Os The National, como fica provado por mais estes dois exemplos disponibilizados pelo Lourenço com o intuito de nos aterrorizar e destruir o dia, são a banda mais irritante desde os Tindersticks. (…) A sério, foda-se, os Scorpions tinham slows mais suportáveis que aquilo. (…) E tão mãos-nos-bolsos-nós-até-nem-queriamos-estar-aqui que eles são, viram, no fim da sengunda música? Aquela disposição modesta, de mãos nos bolsos, a olhar para baixo, o que é aquela merda? “Nós sabemos que somos fabulosos e temos vergonha!” ai ai ai ai!  Aposto que têm vidas “normais” por trás e o caralho. Pudera, um gajo não constroi uma carreira baseada no pior e mais chato conjunto de acordes do universo tendo uma vida excitante por trás. (…) O Morrisey, irritante como sempre foi, ao menos é paneleiro e ainda hoje tenta que as faixas se diferenciem umas das outras. Os The National estão a tentar algo revolucionario: que nem pelo número ou através do nome das canções se consiga perceber que zona do seu conjunto artístico (?) é que estamos a ouvir.
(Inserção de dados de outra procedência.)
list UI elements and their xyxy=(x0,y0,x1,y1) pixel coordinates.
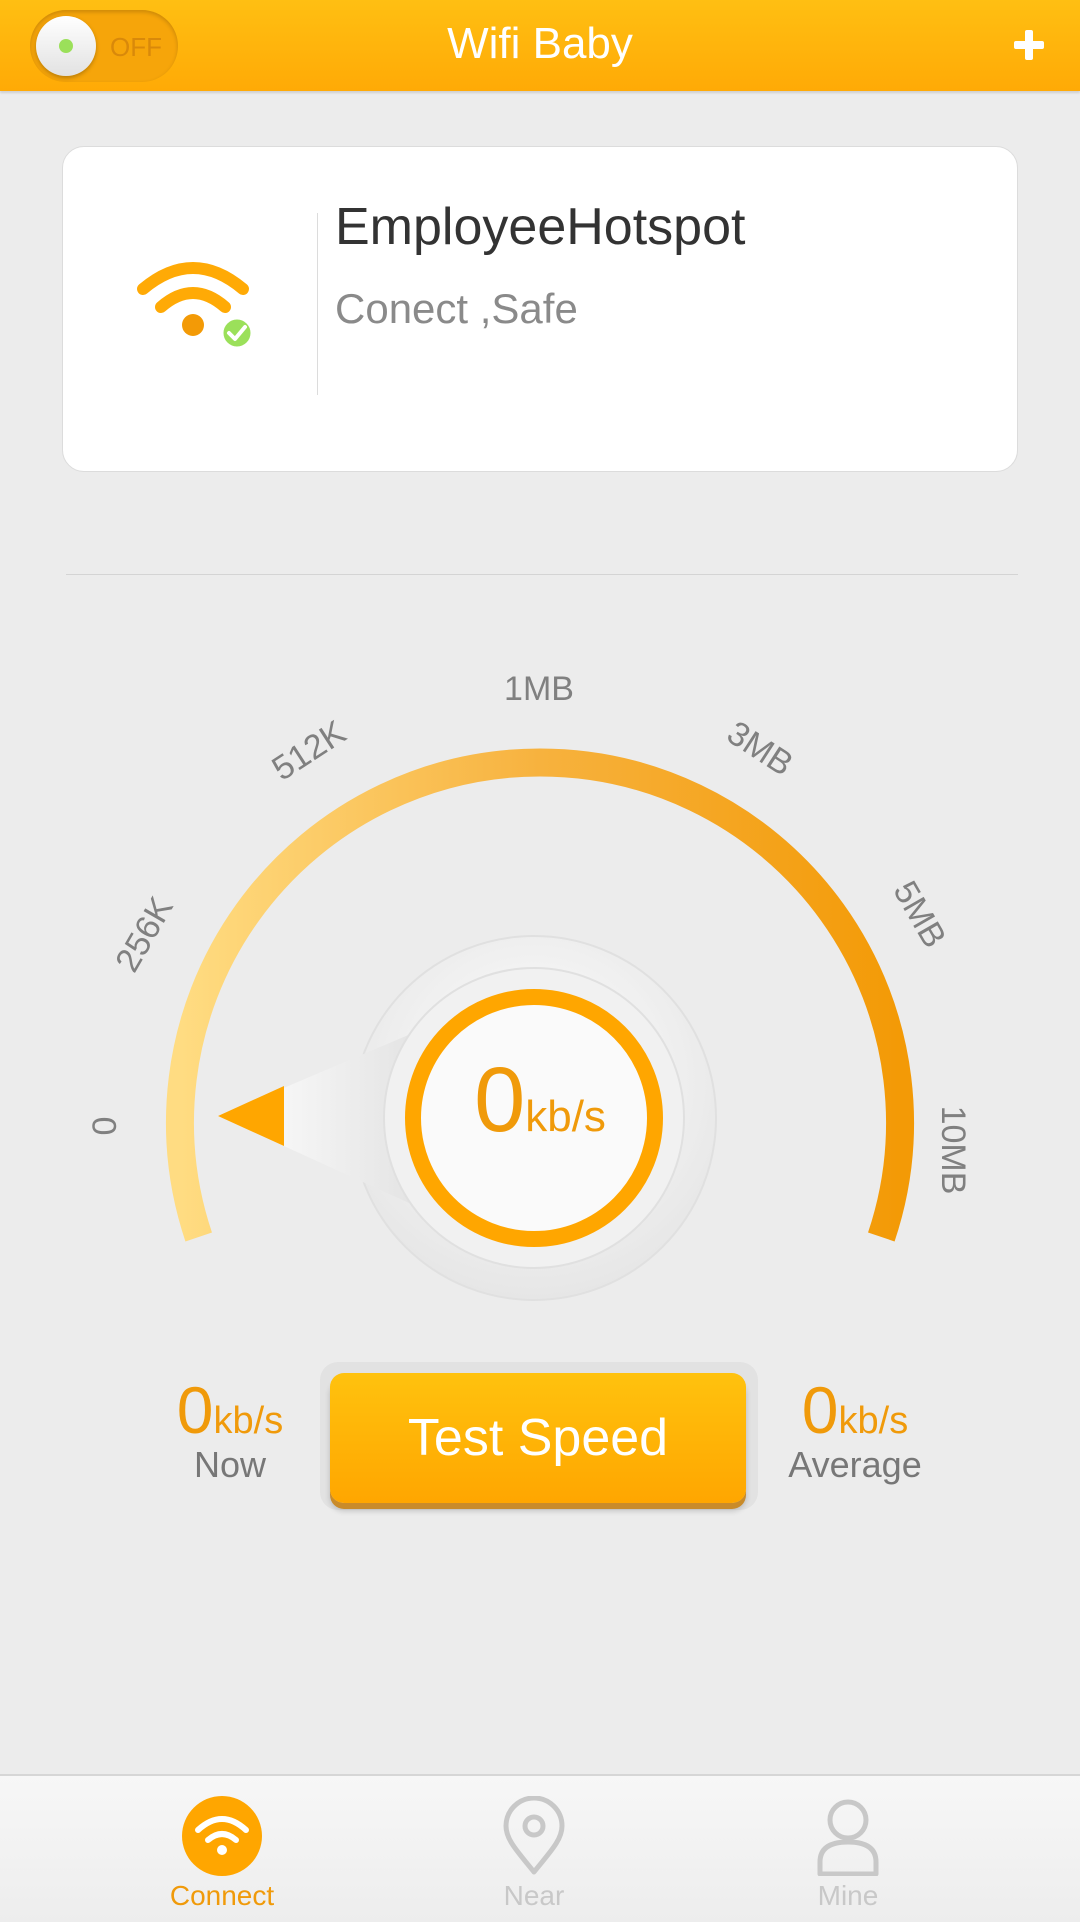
scale-label-5mb: 5MB xyxy=(886,875,954,955)
network-card[interactable]: EmployeeHotspot Conect ,Safe xyxy=(62,146,1018,472)
nav-item-mine[interactable]: Mine xyxy=(748,1776,948,1922)
current-speed: 0kb/s xyxy=(0,1048,1080,1153)
now-stat: 0kb/s Now xyxy=(150,1372,310,1486)
scale-label-3mb: 3MB xyxy=(720,714,799,784)
scale-label-1mb: 1MB xyxy=(504,670,574,708)
average-unit: kb/s xyxy=(838,1400,909,1442)
network-name: EmployeeHotspot xyxy=(335,198,746,256)
plus-icon[interactable] xyxy=(1006,22,1052,68)
nav-item-near[interactable]: Near xyxy=(434,1776,634,1922)
speed-gauge: 0 256K 512K 1MB 3MB 5MB 10MB xyxy=(86,670,972,1301)
current-speed-unit: kb/s xyxy=(525,1092,606,1141)
network-status: Conect ,Safe xyxy=(335,285,578,332)
scale-label-512k: 512K xyxy=(265,713,353,788)
user-icon xyxy=(808,1796,888,1877)
wifi-connected-icon xyxy=(137,253,257,353)
scale-label-256k: 256K xyxy=(108,890,181,978)
now-unit: kb/s xyxy=(213,1400,284,1442)
card-divider xyxy=(317,213,318,395)
app-title: Wifi Baby xyxy=(447,19,633,68)
header-bar: OFF Wifi Baby xyxy=(0,0,1080,91)
nav-item-connect[interactable]: Connect xyxy=(122,1776,322,1922)
plus-icon-graphic xyxy=(1014,30,1044,60)
current-speed-value: 0 xyxy=(474,1049,526,1151)
location-pin-icon xyxy=(494,1795,574,1876)
now-label: Now xyxy=(193,1444,267,1485)
nav-label-near: Near xyxy=(503,1880,565,1911)
nav-label-mine: Mine xyxy=(817,1880,879,1911)
nav-label-connect: Connect xyxy=(169,1880,275,1911)
average-label: Average xyxy=(788,1444,922,1485)
now-value: 0 xyxy=(176,1373,214,1447)
average-stat: 0kb/s Average xyxy=(770,1372,940,1486)
section-divider xyxy=(66,574,1018,575)
wifi-icon xyxy=(182,1796,262,1876)
test-speed-button[interactable]: Test Speed xyxy=(330,1373,746,1503)
average-value: 0 xyxy=(801,1373,839,1447)
bottom-nav: Connect Near Mine xyxy=(0,1774,1080,1922)
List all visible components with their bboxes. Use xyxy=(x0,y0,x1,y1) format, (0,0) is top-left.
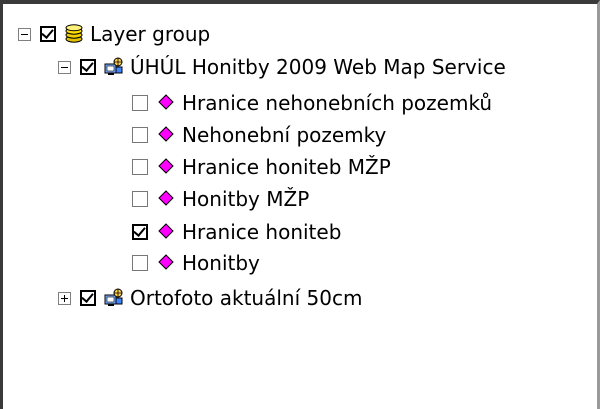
layer-group-checkbox[interactable] xyxy=(40,26,56,42)
layer-checkbox[interactable] xyxy=(132,95,148,111)
layer-checkbox[interactable] xyxy=(132,191,148,207)
ortofoto-checkbox[interactable] xyxy=(80,290,96,306)
layer-checkbox[interactable] xyxy=(132,159,148,175)
layer-diamond-icon xyxy=(156,189,176,209)
collapse-icon[interactable] xyxy=(58,60,71,74)
wms-service-icon xyxy=(104,288,124,308)
layer-diamond-icon xyxy=(156,125,176,145)
wms-service-icon xyxy=(104,57,124,77)
tree-item-label: Layer group xyxy=(90,22,211,46)
tree-item-label: Hranice honiteb MŽP xyxy=(182,155,391,179)
tree-row-layer[interactable]: Hranice honiteb MŽP xyxy=(132,154,391,180)
tree-row-layer-group[interactable]: Layer group xyxy=(18,21,210,47)
tree-row-layer[interactable]: Honitby MŽP xyxy=(132,186,309,212)
layer-group-icon xyxy=(64,24,84,44)
layer-tree-panel: Layer group ÚHÚL Honitby 2009 Web Map Se… xyxy=(0,0,600,409)
layer-diamond-icon xyxy=(156,93,176,113)
layer-diamond-icon xyxy=(156,157,176,177)
tree-item-label: Honitby xyxy=(182,251,260,275)
wms-service-checkbox[interactable] xyxy=(80,59,96,75)
tree-row-layer[interactable]: Nehonební pozemky xyxy=(132,122,386,148)
tree-item-label: Hranice honiteb xyxy=(182,220,342,244)
tree-row-layer[interactable]: Hranice honiteb xyxy=(132,219,341,245)
layer-diamond-icon xyxy=(156,222,176,242)
collapse-icon[interactable] xyxy=(18,27,31,41)
tree-item-label: ÚHÚL Honitby 2009 Web Map Service xyxy=(130,55,506,79)
tree-row-wms-service[interactable]: ÚHÚL Honitby 2009 Web Map Service xyxy=(58,54,506,80)
tree-row-layer[interactable]: Hranice nehonebních pozemků xyxy=(132,90,492,116)
tree-item-label: Nehonební pozemky xyxy=(182,123,387,147)
layer-diamond-icon xyxy=(156,253,176,273)
tree-item-label: Honitby MŽP xyxy=(182,187,310,211)
tree-row-ortofoto[interactable]: Ortofoto aktuální 50cm xyxy=(58,285,362,311)
layer-checkbox[interactable] xyxy=(132,224,148,240)
expand-icon[interactable] xyxy=(58,291,71,305)
layer-checkbox[interactable] xyxy=(132,255,148,271)
tree-item-label: Ortofoto aktuální 50cm xyxy=(130,286,363,310)
tree-item-label: Hranice nehonebních pozemků xyxy=(182,91,493,115)
tree-row-layer[interactable]: Honitby xyxy=(132,250,260,276)
layer-checkbox[interactable] xyxy=(132,127,148,143)
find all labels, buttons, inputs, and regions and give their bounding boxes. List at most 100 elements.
Mas eu apostaria num objectivo ainda mais ambicioso: utilizando somente um décimo do talento do Bryan Adams conseguir atrair esteticamente uma percentagem significativa de gajos que vão ver filmes esquisitos ao cinema. A mim não me enganam eles. Preferia ouvir em repeat o Still Loving You durante todo o verão que ser assimilado a estes furúnculos do rock-pop.